Last week, Ruth Bader Ginsburg, the second woman to serve on the United States Supreme Court, died at age 87 of pancreatic cancer. High on President Trump’s list of Supreme Court candidates, and often mentioned as a likely candidate to replace Justice Ginsburg, is Appellate Court Judge Amy Coney Barrett. President Trump would be well served to nominate Barrett. Yet even though Barrett is highly qualified, certain Democratic politicians and power-brokers will launch a scorched-earth campaign against her candidacy. At the center of this campaign will be insinuations about Barrett’s Catholic faith. Americans got a peek at this strategy two years ago during confirmation hearings for Barrett’s appointment to the U.S. Court of Appeals for the Seventh Circuit.

“The dogma lives loudly within you, and that’s of concern,” Sen.
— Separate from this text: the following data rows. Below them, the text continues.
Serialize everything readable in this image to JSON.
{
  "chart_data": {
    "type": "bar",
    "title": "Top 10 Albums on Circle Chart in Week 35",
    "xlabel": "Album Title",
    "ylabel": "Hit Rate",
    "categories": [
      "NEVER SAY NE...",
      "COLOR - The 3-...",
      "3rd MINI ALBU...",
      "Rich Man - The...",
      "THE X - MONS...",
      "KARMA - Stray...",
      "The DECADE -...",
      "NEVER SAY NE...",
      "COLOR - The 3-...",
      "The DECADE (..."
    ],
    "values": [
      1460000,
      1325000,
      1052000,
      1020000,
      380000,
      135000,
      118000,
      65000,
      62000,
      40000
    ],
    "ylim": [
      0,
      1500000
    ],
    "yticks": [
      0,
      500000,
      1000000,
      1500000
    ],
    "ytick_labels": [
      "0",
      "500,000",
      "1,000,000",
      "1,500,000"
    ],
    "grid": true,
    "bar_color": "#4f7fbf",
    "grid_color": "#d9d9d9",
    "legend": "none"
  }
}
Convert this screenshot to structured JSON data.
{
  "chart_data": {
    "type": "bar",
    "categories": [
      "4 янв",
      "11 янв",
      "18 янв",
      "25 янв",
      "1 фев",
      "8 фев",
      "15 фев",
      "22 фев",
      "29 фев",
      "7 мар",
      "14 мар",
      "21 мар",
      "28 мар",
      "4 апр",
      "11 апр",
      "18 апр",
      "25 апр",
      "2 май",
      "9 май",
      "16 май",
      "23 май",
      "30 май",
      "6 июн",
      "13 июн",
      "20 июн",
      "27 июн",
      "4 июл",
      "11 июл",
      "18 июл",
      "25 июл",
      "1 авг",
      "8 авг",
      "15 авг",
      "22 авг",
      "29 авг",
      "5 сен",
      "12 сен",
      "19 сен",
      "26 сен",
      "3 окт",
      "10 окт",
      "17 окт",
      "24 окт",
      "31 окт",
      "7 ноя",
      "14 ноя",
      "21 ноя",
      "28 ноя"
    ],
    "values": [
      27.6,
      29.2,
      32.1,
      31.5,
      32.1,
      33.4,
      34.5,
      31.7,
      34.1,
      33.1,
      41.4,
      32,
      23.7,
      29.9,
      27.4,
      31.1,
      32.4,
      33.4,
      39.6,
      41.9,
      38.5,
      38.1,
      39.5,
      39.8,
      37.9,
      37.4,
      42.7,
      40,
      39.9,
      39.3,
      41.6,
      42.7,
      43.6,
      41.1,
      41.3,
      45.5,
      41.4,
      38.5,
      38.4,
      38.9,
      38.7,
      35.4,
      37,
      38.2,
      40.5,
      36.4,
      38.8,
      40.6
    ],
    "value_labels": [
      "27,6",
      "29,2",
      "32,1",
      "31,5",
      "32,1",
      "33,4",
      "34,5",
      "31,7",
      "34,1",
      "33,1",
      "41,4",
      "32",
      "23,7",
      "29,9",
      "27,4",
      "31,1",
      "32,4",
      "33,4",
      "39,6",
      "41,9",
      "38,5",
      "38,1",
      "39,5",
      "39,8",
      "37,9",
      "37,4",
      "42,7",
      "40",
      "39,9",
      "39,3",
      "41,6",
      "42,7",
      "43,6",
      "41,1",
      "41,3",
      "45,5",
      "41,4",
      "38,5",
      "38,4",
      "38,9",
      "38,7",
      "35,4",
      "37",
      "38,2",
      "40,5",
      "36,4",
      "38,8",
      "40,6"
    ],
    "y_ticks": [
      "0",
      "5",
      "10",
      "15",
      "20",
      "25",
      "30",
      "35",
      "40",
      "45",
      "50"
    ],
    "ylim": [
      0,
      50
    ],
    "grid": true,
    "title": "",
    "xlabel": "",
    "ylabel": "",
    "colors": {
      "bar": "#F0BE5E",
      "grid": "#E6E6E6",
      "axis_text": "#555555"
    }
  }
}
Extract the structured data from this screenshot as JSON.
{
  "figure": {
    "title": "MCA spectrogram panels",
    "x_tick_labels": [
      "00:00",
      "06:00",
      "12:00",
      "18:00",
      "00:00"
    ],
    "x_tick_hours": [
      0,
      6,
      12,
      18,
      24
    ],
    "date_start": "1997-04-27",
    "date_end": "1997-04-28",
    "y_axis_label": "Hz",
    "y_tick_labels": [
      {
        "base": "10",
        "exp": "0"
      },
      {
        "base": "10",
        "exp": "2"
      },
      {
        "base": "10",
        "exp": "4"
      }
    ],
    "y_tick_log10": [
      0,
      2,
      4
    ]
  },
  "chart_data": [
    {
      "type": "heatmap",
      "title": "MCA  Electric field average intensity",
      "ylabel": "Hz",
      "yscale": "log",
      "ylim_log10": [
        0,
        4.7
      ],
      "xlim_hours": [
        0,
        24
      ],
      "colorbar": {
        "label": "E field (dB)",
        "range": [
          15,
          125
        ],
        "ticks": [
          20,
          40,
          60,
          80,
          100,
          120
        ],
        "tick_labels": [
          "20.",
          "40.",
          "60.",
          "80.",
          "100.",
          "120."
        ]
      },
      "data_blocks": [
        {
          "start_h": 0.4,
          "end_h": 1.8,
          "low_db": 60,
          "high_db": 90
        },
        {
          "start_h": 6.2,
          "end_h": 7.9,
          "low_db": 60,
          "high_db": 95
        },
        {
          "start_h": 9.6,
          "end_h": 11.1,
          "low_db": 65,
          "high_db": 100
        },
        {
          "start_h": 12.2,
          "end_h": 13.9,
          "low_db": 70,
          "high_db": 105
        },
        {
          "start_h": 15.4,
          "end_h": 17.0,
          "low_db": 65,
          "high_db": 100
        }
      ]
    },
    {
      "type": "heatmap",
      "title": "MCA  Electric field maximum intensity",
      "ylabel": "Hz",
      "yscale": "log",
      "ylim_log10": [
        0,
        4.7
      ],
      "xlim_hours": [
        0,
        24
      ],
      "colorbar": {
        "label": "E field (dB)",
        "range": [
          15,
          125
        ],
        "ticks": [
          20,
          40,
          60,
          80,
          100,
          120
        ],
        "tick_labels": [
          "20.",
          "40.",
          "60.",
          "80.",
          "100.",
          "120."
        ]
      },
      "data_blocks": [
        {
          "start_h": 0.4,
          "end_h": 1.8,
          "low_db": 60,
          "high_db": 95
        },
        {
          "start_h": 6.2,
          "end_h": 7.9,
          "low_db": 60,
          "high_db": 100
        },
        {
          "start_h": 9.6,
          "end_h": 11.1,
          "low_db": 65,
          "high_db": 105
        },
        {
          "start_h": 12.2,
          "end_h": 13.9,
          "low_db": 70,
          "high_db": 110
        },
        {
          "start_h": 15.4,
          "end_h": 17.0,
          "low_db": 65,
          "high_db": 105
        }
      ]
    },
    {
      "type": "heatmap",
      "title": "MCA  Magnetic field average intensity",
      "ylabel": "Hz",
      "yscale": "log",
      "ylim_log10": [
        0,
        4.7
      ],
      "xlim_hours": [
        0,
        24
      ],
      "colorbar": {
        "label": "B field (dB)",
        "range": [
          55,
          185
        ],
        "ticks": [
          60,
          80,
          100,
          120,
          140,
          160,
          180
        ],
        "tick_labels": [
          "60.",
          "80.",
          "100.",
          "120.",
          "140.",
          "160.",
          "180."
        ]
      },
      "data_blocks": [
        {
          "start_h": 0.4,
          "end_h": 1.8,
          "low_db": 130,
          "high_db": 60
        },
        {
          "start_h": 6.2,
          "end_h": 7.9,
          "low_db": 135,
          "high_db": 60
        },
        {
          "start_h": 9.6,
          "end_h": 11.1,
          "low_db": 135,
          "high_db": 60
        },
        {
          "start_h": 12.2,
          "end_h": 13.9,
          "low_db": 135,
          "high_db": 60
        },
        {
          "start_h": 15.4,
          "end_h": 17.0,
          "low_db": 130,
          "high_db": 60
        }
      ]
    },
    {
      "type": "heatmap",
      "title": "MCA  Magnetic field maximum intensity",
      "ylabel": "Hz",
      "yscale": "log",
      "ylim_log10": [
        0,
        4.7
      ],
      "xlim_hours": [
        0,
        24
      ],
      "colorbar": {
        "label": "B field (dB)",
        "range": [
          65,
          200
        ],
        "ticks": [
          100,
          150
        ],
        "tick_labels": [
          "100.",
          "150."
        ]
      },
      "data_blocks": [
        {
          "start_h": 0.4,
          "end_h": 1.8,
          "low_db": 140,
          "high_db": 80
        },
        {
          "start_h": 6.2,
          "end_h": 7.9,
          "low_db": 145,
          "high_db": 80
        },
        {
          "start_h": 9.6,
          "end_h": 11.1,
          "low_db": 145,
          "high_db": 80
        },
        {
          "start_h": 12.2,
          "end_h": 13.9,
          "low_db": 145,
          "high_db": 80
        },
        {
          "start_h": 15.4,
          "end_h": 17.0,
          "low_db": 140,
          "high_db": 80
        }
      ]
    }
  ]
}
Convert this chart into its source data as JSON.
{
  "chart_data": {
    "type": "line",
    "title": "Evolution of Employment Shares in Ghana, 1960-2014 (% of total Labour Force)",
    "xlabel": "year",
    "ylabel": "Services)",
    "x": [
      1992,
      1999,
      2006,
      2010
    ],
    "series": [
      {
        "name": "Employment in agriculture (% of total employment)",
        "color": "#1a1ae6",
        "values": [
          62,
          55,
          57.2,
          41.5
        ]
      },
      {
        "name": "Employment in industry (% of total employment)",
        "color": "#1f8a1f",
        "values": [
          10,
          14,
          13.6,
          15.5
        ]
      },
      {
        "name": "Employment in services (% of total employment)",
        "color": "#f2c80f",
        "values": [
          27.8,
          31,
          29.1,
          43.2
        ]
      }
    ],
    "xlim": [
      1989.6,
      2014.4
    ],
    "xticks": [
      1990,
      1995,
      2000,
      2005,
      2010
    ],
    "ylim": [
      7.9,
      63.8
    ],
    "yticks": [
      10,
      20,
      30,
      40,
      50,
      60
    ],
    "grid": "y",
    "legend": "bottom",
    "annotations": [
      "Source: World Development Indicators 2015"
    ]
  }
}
Dianne Feinstein (D-Calif) said during the September 2017 hearing, questioning whether Barrett could be simultaneously a faithful Catholic and responsible justice. The New York Times followed Feinstein’s remarks with an article suggesting Barrett’s faith might need even more questioning, given her involvement in a parachurch organization called People of Praise. Democratic Senate candidate Richard Painter tweeted a link to the article and commented that People of Praise looks like a cult.